“What do you want?” I asked 45 year old Pete (who came to see me to learn how to de-stress).
“I want to enjoy what I do again – better work/life balance.” he replied sincerely.
“Tell me more?” I enquired.
“Well, I’d like us to spend more time as a family unit.” he said, nodding to himself.
“More time? One or two minutes a week?” I gently teased.
“Oh no … oh … um… probably 20 minutes more – each day.” he concluded.
“20 minutes a day – watching TV?” I was curious about his lack of specificity.
“No, I mean spending 20 minutes a day, helping my son Joe (15) with his homework.”
“Ah great that he’s asked for help.”, I smiled.
“Well, no, of course he hasn’t asked for help, he can’t see the importance of this, but his grades are poor.”

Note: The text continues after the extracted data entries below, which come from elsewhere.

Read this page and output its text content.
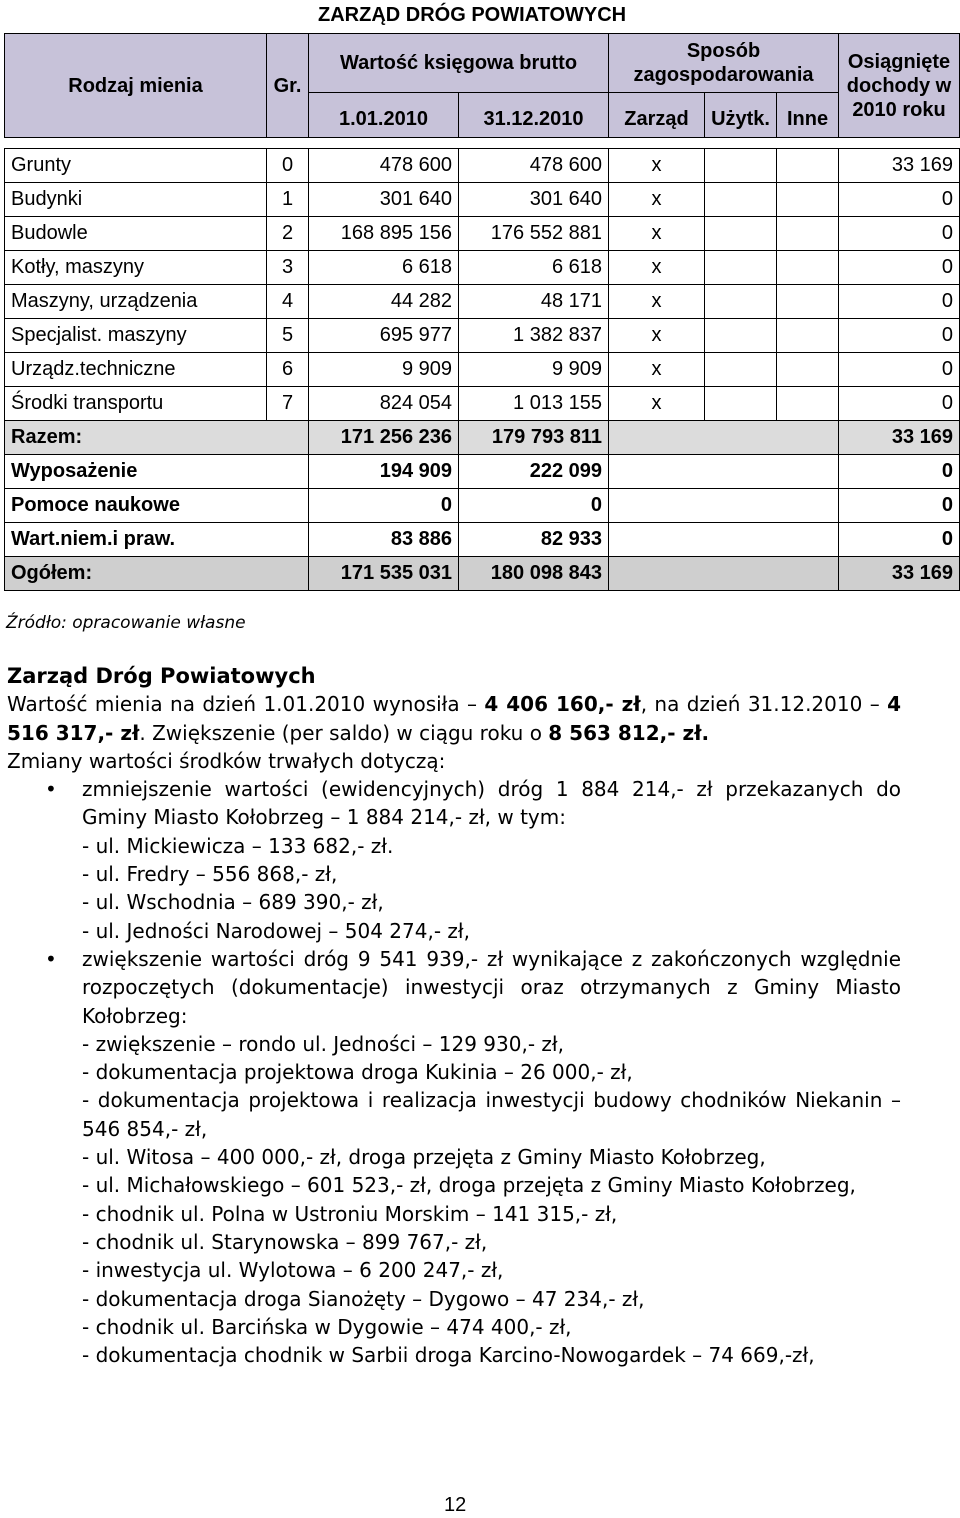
ZARZĄD DRÓG POWIATOWYCH
Rodzaj mienia	Gr.	Wartość księgowa brutto		Sposób zagospodarowania			Osiągnięte dochody w 2010 roku
		1.01.2010	31.12.2010	Zarząd	Użytk.	Inne	

Grunty	0	478 600	478 600	x			33 169
Budynki	1	301 640	301 640	x			0
Budowle	2	168 895 156	176 552 881	x			0
Kotły, maszyny	3	6 618	6 618	x			0
Maszyny, urządzenia	4	44 282	48 171	x			0
Specjalist. maszyny	5	695 977	1 382 837	x			0
Urządz.techniczne	6	9 909	9 909	x			0
Środki transportu	7	824 054	1 013 155	x			0
Razem:		171 256 236	179 793 811				33 169
Wyposażenie		194 909	222 099				0
Pomoce naukowe		0	0				0
Wart.niem.i praw.		83 886	82 933				0
Ogółem:		171 535 031	180 098 843				33 169
Źródło: opracowanie własne

Zarząd Dróg Powiatowych

Wartość mienia na dzień 1.01.2010 wynosiła – 4 406 160,- zł, na dzień 31.12.2010 – 4 516 317,- zł. Zwiększenie (per saldo) w ciągu roku o 8 563 812,- zł.

Zmiany wartości środków trwałych dotyczą:

• zmniejszenie wartości (ewidencyjnych) dróg 1 884 214,- zł przekazanych do Gminy Miasto Kołobrzeg – 1 884 214,- zł, w tym:
- ul. Mickiewicza – 133 682,- zł.
- ul. Fredry – 556 868,- zł,
- ul. Wschodnia – 689 390,- zł,
- ul. Jedności Narodowej – 504 274,- zł,
• zwiększenie wartości dróg 9 541 939,- zł wynikające z zakończonych względnie rozpoczętych (dokumentacje) inwestycji oraz otrzymanych z Gminy Miasto Kołobrzeg:
- zwiększenie – rondo ul. Jedności – 129 930,- zł,
- dokumentacja projektowa droga Kukinia – 26 000,- zł,
- dokumentacja projektowa i realizacja inwestycji budowy chodników Niekanin – 546 854,- zł,
- ul. Witosa – 400 000,- zł, droga przejęta z Gminy Miasto Kołobrzeg,
- ul. Michałowskiego – 601 523,- zł, droga przejęta z Gminy Miasto Kołobrzeg,
- chodnik ul. Polna w Ustroniu Morskim – 141 315,- zł,
- chodnik ul. Starynowska – 899 767,- zł,
- inwestycja ul. Wylotowa – 6 200 247,- zł,
- dokumentacja droga Sianożęty – Dygowo – 47 234,- zł,
- chodnik ul. Barcińska w Dygowie – 474 400,- zł,
- dokumentacja chodnik w Sarbii droga Karcino-Nowogardek – 74 669,-zł,
12
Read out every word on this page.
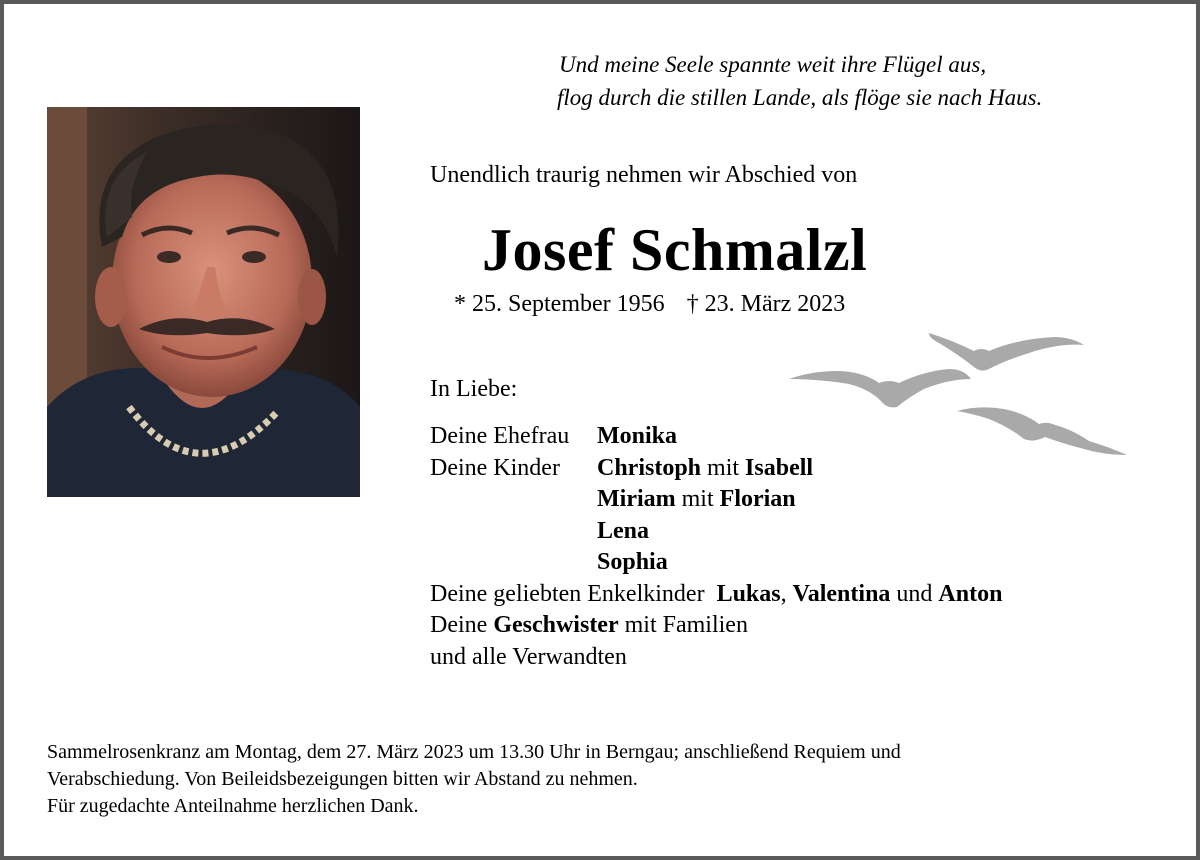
Und meine Seele spannte weit ihre Flügel aus,
flog durch die stillen Lande, als flöge sie nach Haus.
Unendlich traurig nehmen wir Abschied von
Josef Schmalzl
* 25. September 1956 † 23. März 2023
In Liebe:
Deine Ehefrau Monika
Deine Kinder Christoph mit Isabell
Miriam mit Florian
Lena
Sophia
Deine geliebten Enkelkinder Lukas, Valentina und Anton
Deine Geschwister mit Familien
und alle Verwandten
Sammelrosenkranz am Montag, dem 27. März 2023 um 13.30 Uhr in Berngau; anschließend Requiem und
Verabschiedung. Von Beileidsbezeigungen bitten wir Abstand zu nehmen.
Für zugedachte Anteilnahme herzlichen Dank.
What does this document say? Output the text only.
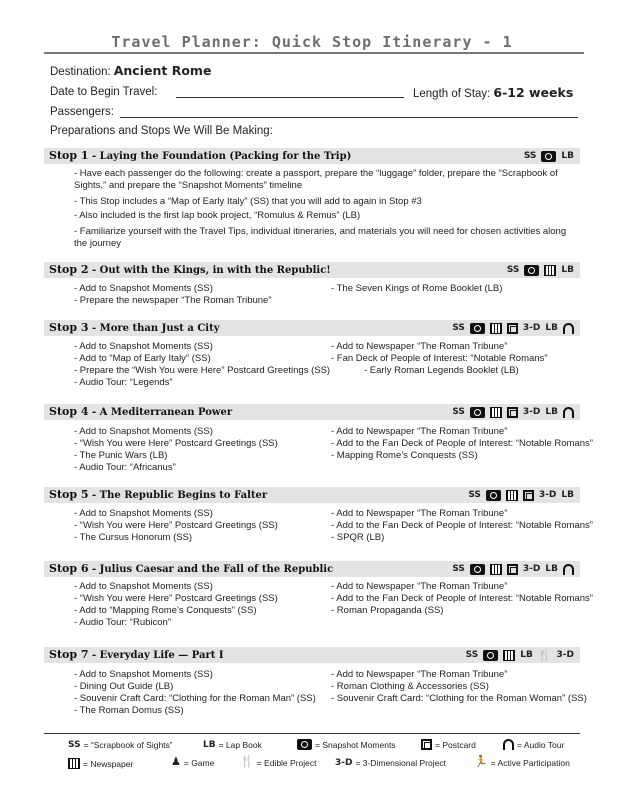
Travel Planner: Quick Stop Itinerary - 1
Destination: Ancient Rome
Date to Begin Travel:	Length of Stay: 6-12 weeks
Passengers:
Preparations and Stops We Will Be Making:
Stop 1 - Laying the Foundation (Packing for the Trip)	SS	LB
- Have each passenger do the following: create a passport, prepare the “luggage” folder, prepare the “Scrapbook of Sights,” and prepare the “Snapshot Moments” timeline
- This Stop includes a “Map of Early Italy” (SS) that you will add to again in Stop #3
- Also included is the first lap book project, “Romulus & Remus” (LB)
- Familiarize yourself with the Travel Tips, individual itineraries, and materials you will need for chosen activities along the journey
Stop 2 - Out with the Kings, in with the Republic!	SS	LB
- Add to Snapshot Moments (SS)
- Prepare the newspaper “The Roman Tribune”
- The Seven Kings of Rome Booklet (LB)
Stop 3 - More than Just a City	SS	3-D LB
- Add to Snapshot Moments (SS)
- Add to “Map of Early Italy” (SS)
- Prepare the “Wish You were Here” Postcard Greetings (SS)
- Audio Tour: “Legends”
- Add to Newspaper “The Roman Tribune”
- Fan Deck of People of Interest: “Notable Romans”
- Early Roman Legends Booklet (LB)
Stop 4 - A Mediterranean Power	SS	3-D LB
- Add to Snapshot Moments (SS)
- “Wish You were Here” Postcard Greetings (SS)
- The Punic Wars (LB)
- Audio Tour: “Africanus”
- Add to Newspaper “The Roman Tribune”
- Add to the Fan Deck of People of Interest: “Notable Romans”
- Mapping Rome’s Conquests (SS)
Stop 5 - The Republic Begins to Falter	SS	3-D LB
- Add to Snapshot Moments (SS)
- “Wish You were Here” Postcard Greetings (SS)
- The Cursus Honorum (SS)
- Add to Newspaper “The Roman Tribune”
- Add to the Fan Deck of People of Interest: “Notable Romans”
- SPQR (LB)
Stop 6 - Julius Caesar and the Fall of the Republic	SS	3-D LB
- Add to Snapshot Moments (SS)
- “Wish You were Here” Postcard Greetings (SS)
- Add to “Mapping Rome’s Conquests” (SS)
- Audio Tour: “Rubicon”
- Add to Newspaper “The Roman Tribune”
- Add to the Fan Deck of People of Interest: “Notable Romans”
- Roman Propaganda (SS)
Stop 7 - Everyday Life — Part I	SS	LB 🍴 3-D
- Add to Snapshot Moments (SS)
- Dining Out Guide (LB)
- Souvenir Craft Card: “Clothing for the Roman Man” (SS)
- The Roman Domus (SS)
- Add to Newspaper “The Roman Tribune”
- Roman Clothing & Accessories (SS)
- Souvenir Craft Card: “Clothing for the Roman Woman” (SS)
SS = “Scrapbook of Sights”	LB = Lap Book	= Snapshot Moments	= Postcard	= Audio Tour
= Newspaper	♟ = Game 🍴 = Edible Project 3-D = 3-Dimensional Project	🏃 = Active Participation
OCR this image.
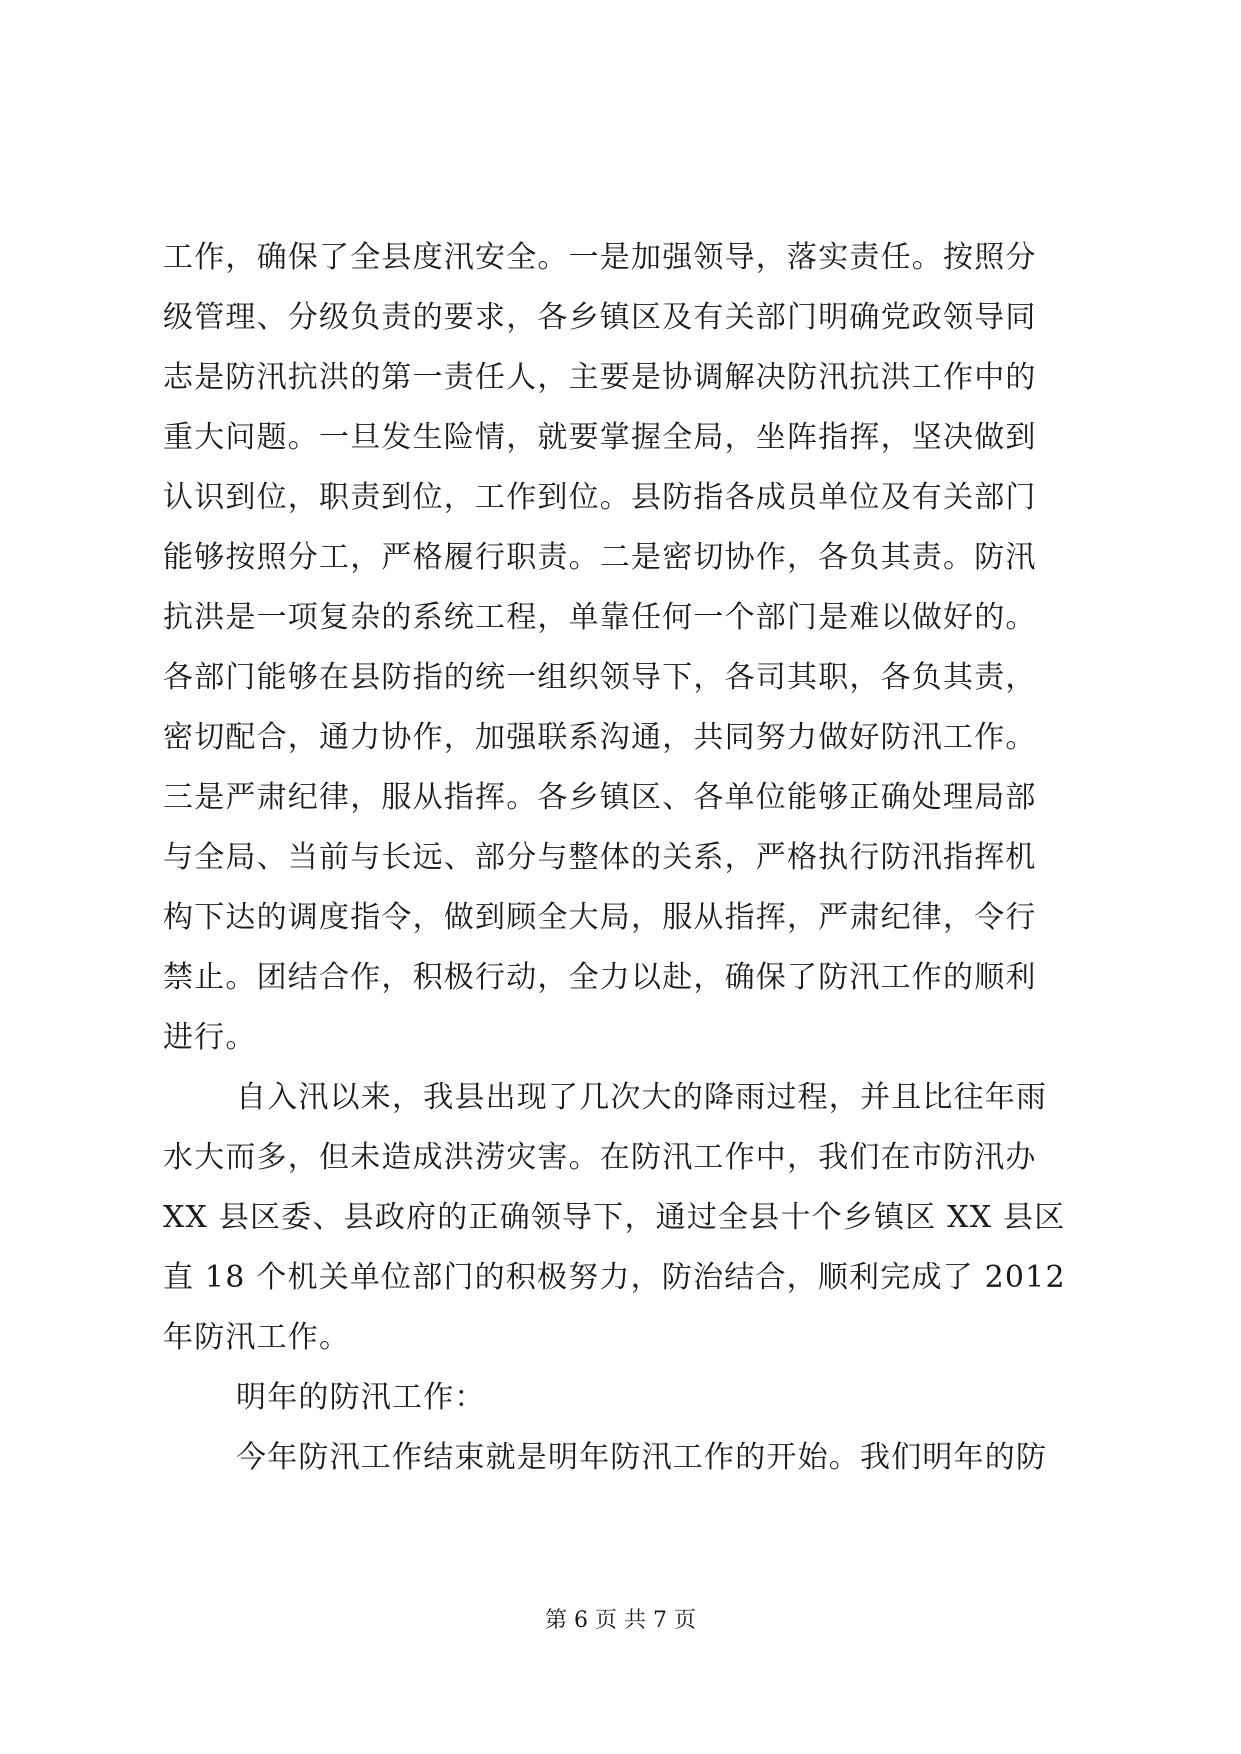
工作，确保了全县度汛安全。一是加强领导，落实责任。按照分
级管理、分级负责的要求，各乡镇区及有关部门明确党政领导同
志是防汛抗洪的第一责任人，主要是协调解决防汛抗洪工作中的
重大问题。一旦发生险情，就要掌握全局，坐阵指挥，坚决做到
认识到位，职责到位，工作到位。县防指各成员单位及有关部门
能够按照分工，严格履行职责。二是密切协作，各负其责。防汛
抗洪是一项复杂的系统工程，单靠任何一个部门是难以做好的。
各部门能够在县防指的统一组织领导下，各司其职，各负其责，
密切配合，通力协作，加强联系沟通，共同努力做好防汛工作。
三是严肃纪律，服从指挥。各乡镇区、各单位能够正确处理局部
与全局、当前与长远、部分与整体的关系，严格执行防汛指挥机
构下达的调度指令，做到顾全大局，服从指挥，严肃纪律，令行
禁止。团结合作，积极行动，全力以赴，确保了防汛工作的顺利
进行。
自入汛以来，我县出现了几次大的降雨过程，并且比往年雨
水大而多，但未造成洪涝灾害。在防汛工作中，我们在市防汛办
XX 县区委、县政府的正确领导下，通过全县十个乡镇区 XX 县区
直 18 个机关单位部门的积极努力，防治结合，顺利完成了 2012
年防汛工作。
明年的防汛工作：
今年防汛工作结束就是明年防汛工作的开始。我们明年的防
第 6 页 共 7 页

“What will that do for you – spending 20 mins a day on Joe’s homework?” I invited him to consider.
“I want him to achieve more.” he insisted.
“And …” I paused.
“If I help him with his homework, he will get better grades.” he asserted.
“What will Joe think about your plan?” I gestured open palms.
”He’ll hate it, but it’ll stop him playing his airy-fairy music.” He gestured closed palms.
“How do you think your goals for Joe will play out over time?” We took a moment to visualise the on-going rippling effects of Pete asserting his goal for Joe.
“Oh… we’ll probably end up fighting, just like my dad and I used to… I’ll get even more stressed…”
And the penny dropped.
It’s always fun to hear the penny drop as the most educated minds often miss the value of a foundational principle of NLP, that is getting clarity of your brain aim, your goals for yourself. And being aware of how we set up self-imposed stress by assuming our goals for others – especially our children – will help us be happier. Actually, that’s messy.